We revealed that the presence of diabetic nephropathy can indicate subclinical cerebrovascular pathology in patients with type 1 diabetes independently from other micro- and macroangiopathy evidence. Our findings are in line with results of a previous study, which demonstrated a close relationship between indexes of cerebral microangiopathy (PI and CVR) and microalbuminuria in patients with type 2 diabetes (19). Few studies have reported an association between CVR and diabetic retinopathy in both type 1 and type 2 diabetes (7,13). We also found a similar trend with borderline significance toward a CVR impairment in the presence of diabetic retinopathy. However, lack of statistical significance can probably be explained by type 2 error because of the small sample size. Interestingly, the relationship between CVR and nephropathy in our patients was not influenced by hypertension, a finding that has also been described in former studies on type 1 and type 2 diabetes (6,13). Furthermore, we did not find any relationship between the use of antihypertensive or statin treatment and CVR in our patients, although statin and ACE inhibitor treatments were reported as potential CVR confounders (20,21). The lack of confounder effects can be explained by the relatively small sample size in our study.

The lack of correlation between IMT and CVR seen in our study has also been observed in patients with type 2 diabetes (13). To our best knowledge, no published data exist on this correlation in patients with type 1 diabetes. However, recently published research showed negative correlation of cerebrovascular reactivity to l-arginine with IMT. This approach may be an alternative method for analysis of CVR and IMT relationship in patients with type 1 diabetes (22).

The provocation methods used in our study to estimate the reactivity of cerebral vessels (hyperventilation and breath-holding tests) have not been published yet for the adult patients with type 1 diabetes. Advantages of this approach are the simulation of the natural cerebrovascular autoregulation mechanisms resulting from the use of a physiological method of evoking changes in pCO2, safety, noninvasiveness, and lack of side effects. The VMRr enabled us to assess a full range of vasodilation, instead of assessing only the upper limit obtained during the hypercapnia, as it was previously published in patients with type 1 diabetes (5–6,8). The use of these tests allowed us to detect CVR impairment in the whole group of patients and not only in subgroups with longer duration of type 1 diabetes or with higher complications rate, as it was previously presented (5–7). Also, to avoid a possible influence of smoking and hormonal replacement therapy on CVR, we limited our study to nonsmokers and nonhormonal users (23,24). In previous studies, the confounding effects of smoking and hormonal therapy were not controlled (6,13).

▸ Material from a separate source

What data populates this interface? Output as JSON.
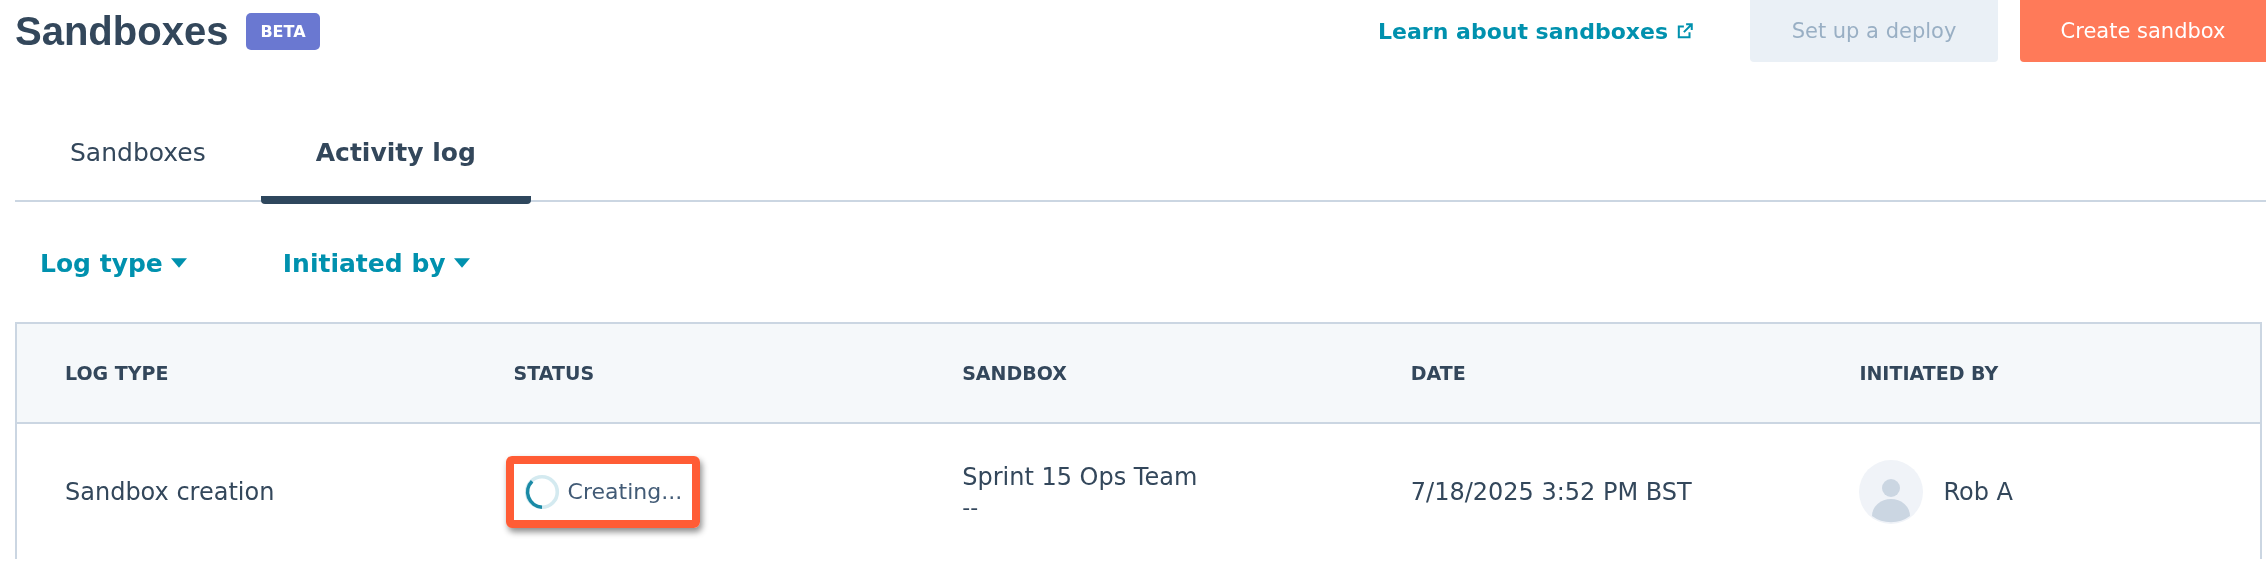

As a limitation of the presented study, we should mention that a relatively small sample size allowed us to detect only a single factor that has a significant impact on CVR in the examined group patients. The correlation between the presence of diabetic retinopathy and the low CVR values found in some studies could not be confirmed by our data (6,7). However, both the univariate and multivariate analyses have shown statistically significant correlation between diabetic nephropathy and CVR impairment. This trend is also in agreement with previously published data (7,19). Despite a relatively large proportion of hyperlipidemic patients in our study, no influence of hyperlipidemia on CVR was found, similar to previous reports (6,25). The presence of clinically asymptomatic CVR impairment in a group of patients with type 1 diabetes and peripheral microcirculatory dysfunction is an argument for early implementation of primary stroke prevention in these patients.